Tuesday, November 19, 2013
Creating the World (if five days)
Memory is a theme that is brought up in the book The Road. I believe memory is used because it is something for the man and boy to think about since their is nothing in their lives now except for survival. The man has a lot of memories. One of his first memories could very well be the happiest passage of the book. The man is remembering being at the lake by his uncles farm. He describes a beautiful scene of a lake and trees and a boat. He ends this passage by saying "This was the perfect day of his childhood. This the day to shape days upon" (13). Even though the scene described in his memory is very happy it comes after the man says "You forget what you want to remember and you remember what you want to forget" (12). I think that this means that the father wants to forget his perfect day with his uncle because it makes him sad. It makes him remember how life used to be. Now however, the man and the boy really have nothing to look forward to.
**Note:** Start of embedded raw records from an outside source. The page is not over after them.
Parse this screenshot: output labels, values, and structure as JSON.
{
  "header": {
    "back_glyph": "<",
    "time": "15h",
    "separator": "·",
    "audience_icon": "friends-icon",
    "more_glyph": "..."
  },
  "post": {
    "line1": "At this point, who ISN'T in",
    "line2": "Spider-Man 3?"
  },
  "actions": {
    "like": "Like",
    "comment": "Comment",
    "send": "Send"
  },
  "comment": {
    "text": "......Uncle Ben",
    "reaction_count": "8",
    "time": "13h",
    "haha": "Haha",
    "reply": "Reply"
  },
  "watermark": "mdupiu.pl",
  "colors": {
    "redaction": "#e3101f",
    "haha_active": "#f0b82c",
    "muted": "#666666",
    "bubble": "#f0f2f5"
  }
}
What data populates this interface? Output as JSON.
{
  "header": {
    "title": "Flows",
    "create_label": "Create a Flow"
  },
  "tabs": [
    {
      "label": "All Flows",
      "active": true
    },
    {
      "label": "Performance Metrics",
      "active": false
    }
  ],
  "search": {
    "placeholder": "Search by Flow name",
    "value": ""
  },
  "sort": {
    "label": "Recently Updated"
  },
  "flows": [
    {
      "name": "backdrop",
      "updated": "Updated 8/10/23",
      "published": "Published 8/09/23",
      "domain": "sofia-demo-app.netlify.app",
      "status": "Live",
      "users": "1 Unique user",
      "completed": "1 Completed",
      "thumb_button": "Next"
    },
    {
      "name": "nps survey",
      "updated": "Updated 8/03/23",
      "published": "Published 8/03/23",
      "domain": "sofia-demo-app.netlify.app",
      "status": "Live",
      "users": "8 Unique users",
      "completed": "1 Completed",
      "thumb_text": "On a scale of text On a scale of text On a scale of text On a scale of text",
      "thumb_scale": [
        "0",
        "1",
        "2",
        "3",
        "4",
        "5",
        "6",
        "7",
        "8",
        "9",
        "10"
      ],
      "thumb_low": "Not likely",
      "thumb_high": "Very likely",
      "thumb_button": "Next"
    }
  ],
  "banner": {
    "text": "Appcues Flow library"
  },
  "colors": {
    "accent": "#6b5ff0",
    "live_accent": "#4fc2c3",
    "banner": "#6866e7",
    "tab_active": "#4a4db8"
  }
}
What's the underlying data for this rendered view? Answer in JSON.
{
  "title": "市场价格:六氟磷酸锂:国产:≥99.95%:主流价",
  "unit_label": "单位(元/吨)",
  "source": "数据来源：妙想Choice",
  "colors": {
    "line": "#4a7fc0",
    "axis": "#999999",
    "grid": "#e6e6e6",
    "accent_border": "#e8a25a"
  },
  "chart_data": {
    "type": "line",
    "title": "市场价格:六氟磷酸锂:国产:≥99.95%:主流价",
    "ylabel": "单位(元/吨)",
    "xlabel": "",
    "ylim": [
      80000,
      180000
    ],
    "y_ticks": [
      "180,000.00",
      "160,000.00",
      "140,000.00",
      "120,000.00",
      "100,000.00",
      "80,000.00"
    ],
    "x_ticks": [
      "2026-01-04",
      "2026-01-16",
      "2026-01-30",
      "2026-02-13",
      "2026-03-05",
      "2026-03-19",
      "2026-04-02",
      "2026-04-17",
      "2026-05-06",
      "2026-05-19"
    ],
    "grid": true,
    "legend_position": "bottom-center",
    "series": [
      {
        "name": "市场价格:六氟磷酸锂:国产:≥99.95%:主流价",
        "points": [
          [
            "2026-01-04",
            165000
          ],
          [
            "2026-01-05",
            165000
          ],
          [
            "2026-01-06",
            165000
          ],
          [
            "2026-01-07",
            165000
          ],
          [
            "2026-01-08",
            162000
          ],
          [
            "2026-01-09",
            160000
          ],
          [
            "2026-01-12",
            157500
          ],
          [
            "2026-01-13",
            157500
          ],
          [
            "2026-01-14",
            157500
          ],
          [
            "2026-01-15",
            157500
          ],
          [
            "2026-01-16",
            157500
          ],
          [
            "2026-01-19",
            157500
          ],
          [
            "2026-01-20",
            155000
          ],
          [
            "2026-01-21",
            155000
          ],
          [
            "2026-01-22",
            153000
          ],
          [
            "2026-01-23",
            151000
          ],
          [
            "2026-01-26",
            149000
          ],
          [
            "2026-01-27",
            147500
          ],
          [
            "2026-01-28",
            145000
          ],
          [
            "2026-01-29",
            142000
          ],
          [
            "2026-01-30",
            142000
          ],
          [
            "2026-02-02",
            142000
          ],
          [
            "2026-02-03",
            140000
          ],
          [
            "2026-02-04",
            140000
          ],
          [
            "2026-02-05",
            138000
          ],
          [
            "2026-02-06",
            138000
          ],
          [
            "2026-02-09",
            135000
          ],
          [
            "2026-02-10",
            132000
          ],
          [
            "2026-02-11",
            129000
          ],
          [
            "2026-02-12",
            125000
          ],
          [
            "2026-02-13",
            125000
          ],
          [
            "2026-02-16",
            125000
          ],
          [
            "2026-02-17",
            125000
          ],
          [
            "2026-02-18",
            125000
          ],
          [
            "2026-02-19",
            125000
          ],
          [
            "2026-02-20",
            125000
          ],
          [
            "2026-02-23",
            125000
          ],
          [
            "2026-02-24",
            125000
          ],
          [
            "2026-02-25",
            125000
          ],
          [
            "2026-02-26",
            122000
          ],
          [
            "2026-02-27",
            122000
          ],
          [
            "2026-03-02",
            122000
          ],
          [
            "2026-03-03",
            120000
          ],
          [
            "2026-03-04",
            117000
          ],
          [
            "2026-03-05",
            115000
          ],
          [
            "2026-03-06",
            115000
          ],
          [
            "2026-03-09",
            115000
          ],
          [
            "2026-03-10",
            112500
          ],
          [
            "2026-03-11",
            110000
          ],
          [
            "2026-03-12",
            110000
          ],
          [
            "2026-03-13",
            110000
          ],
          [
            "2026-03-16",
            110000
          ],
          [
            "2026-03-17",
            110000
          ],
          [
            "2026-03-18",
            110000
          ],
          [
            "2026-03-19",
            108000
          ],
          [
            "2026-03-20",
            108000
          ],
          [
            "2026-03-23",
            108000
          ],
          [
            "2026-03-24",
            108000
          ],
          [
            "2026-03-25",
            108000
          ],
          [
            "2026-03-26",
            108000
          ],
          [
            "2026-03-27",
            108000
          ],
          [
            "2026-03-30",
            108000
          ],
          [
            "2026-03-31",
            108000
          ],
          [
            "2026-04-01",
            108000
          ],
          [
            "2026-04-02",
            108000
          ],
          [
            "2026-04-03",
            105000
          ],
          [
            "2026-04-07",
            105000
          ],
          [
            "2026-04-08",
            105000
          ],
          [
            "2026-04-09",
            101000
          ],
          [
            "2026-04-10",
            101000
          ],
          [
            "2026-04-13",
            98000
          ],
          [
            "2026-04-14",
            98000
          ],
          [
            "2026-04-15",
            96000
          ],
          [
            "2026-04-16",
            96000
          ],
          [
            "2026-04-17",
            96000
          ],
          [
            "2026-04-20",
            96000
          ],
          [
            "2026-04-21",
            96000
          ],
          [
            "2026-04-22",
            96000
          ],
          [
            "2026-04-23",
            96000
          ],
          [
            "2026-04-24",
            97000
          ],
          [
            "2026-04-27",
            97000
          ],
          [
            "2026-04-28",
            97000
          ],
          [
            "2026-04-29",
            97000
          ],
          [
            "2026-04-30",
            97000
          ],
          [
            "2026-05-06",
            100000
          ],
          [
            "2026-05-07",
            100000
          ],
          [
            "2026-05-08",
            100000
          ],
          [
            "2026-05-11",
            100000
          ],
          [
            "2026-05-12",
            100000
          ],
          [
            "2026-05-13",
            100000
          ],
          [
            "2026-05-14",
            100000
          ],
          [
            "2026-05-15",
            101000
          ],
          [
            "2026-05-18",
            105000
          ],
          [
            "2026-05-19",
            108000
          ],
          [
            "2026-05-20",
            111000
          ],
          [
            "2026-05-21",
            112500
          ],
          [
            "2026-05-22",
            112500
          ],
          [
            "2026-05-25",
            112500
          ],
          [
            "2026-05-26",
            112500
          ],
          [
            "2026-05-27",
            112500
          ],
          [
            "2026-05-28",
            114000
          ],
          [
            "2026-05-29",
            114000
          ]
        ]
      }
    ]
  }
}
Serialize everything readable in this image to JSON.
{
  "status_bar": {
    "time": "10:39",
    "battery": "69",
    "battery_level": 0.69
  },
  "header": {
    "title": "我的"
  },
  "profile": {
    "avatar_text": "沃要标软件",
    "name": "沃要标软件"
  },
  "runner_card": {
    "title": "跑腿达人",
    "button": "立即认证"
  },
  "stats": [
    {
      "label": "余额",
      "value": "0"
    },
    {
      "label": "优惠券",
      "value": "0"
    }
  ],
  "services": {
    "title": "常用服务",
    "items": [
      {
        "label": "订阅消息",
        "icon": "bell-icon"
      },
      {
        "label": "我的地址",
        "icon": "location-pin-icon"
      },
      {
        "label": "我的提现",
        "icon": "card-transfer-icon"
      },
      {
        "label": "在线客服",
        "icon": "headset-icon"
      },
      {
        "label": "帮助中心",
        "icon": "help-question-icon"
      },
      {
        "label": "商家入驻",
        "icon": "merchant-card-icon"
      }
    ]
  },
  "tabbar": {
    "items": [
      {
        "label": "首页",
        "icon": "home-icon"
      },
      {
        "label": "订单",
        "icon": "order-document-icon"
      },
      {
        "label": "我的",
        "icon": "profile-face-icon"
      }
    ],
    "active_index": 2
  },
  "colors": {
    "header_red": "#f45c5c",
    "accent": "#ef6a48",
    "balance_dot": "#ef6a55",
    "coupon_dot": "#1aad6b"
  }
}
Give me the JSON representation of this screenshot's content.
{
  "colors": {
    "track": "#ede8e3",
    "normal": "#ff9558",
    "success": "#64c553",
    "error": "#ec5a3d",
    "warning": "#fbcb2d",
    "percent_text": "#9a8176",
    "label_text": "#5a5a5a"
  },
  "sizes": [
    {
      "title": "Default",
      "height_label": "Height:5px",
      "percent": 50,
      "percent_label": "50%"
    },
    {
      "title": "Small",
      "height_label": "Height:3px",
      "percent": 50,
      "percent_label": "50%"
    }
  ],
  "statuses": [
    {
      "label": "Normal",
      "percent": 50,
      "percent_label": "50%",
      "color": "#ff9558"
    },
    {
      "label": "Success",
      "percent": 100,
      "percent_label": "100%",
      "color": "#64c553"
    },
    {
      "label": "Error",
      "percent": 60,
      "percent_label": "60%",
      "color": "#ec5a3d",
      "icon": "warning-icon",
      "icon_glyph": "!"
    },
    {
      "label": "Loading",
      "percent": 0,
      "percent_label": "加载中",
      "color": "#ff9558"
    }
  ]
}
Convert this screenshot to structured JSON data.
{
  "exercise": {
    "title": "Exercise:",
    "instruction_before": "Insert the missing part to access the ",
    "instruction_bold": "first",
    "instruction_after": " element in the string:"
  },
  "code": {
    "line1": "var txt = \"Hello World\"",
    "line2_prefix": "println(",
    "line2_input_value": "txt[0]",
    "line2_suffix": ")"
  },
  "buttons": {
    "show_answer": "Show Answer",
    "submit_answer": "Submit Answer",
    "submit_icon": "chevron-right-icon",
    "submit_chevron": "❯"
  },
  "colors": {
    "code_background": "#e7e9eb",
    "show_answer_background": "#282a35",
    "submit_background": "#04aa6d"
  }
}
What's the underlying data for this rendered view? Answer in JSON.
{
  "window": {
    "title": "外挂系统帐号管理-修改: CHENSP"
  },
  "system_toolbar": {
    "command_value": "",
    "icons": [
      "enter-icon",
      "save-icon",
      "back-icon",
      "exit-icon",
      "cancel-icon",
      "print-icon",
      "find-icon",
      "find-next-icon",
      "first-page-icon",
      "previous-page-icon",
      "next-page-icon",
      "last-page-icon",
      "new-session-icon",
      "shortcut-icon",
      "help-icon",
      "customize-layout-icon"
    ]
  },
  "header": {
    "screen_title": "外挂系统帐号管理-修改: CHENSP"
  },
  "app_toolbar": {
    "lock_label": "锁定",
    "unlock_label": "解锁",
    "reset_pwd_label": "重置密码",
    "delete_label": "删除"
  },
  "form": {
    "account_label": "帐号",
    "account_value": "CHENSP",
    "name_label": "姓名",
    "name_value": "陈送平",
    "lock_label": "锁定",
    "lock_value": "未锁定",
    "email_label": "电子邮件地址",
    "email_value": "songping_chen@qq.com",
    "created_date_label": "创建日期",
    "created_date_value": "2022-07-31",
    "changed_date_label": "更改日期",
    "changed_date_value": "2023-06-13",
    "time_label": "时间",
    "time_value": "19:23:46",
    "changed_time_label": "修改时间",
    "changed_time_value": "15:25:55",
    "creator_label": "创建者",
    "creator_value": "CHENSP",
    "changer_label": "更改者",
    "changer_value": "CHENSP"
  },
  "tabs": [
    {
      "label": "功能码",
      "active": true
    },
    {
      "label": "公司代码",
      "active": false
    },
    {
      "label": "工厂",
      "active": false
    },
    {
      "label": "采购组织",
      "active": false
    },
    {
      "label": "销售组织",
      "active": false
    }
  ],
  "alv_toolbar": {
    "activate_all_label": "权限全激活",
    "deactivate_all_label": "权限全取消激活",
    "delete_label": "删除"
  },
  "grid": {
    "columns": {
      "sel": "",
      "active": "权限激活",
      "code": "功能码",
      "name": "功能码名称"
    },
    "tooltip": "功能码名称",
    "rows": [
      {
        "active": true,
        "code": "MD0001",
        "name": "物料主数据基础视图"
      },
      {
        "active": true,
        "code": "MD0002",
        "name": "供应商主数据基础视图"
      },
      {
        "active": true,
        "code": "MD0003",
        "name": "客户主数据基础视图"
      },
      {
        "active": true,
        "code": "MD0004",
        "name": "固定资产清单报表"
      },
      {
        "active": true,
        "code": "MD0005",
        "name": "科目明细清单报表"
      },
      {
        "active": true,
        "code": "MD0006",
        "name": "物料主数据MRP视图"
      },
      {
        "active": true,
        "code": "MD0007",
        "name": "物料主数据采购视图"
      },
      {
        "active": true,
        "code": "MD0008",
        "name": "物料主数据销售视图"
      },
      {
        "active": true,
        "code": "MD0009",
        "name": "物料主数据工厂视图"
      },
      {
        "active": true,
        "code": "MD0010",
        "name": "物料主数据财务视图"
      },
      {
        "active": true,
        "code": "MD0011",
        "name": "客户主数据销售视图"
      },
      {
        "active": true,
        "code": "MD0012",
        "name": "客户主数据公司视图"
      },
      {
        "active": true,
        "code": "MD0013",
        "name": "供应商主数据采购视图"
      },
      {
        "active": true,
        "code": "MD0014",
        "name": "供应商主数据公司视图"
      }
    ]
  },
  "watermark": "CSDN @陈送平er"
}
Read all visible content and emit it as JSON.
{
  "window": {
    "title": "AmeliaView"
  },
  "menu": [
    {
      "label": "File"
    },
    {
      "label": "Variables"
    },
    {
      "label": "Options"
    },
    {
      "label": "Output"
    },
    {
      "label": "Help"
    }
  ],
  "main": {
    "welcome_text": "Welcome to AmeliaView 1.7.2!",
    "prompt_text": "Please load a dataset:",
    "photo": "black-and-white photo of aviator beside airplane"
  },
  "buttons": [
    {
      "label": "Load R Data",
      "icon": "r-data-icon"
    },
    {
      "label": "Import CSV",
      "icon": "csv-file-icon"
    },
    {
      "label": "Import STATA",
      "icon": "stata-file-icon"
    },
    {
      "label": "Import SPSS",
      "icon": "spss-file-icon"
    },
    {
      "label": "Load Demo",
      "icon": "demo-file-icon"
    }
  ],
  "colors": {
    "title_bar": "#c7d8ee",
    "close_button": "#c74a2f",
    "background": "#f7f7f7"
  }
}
I think the boy also doesn't like these memories. When the man tries to take him into his childhood home the boy is very scared and really wants to leave. I think for the boy these images are creating another world that is strange and mysterious to him and that he doesn't like.
The World of The Road:
The World McCarthy has created is very bleak and dark and sad. One of the passages that really caught my attention was in the very first paragraph of the book where McCarthy says: "Nights dark beyond darkness and the days more gray than each one that had gone before" (3). This being one of the first sentences of the book really sets the tone for the whole book. You get a sense that this is bleakness and darkness beyond anything we could imagine in our life today. I think one good way McCarthy created this world through his writing was with sentence fragments and a lot of space between each paragraph. McCarthy says "Barren, Silent, Godless" (4). With these short sentences without any action or subject give a sense of being broken up. The Space also helps with that.
"He walked out through the woods to where they'd left the cart. It was still lying there but it had been plundered. The few things they hadn't taken scattered in the leaves. Some books and toys belonging to the boy" (70). I see this scene as a single shot from the mans point of view walking out of the woods. I would see a long level shot on the cart lying in a dirt road surrounded on all sides by a pitch dark forest. The camera would then zoom in slowly in on the cart and then to a few individual things that had been left behind by the people who ravaged it.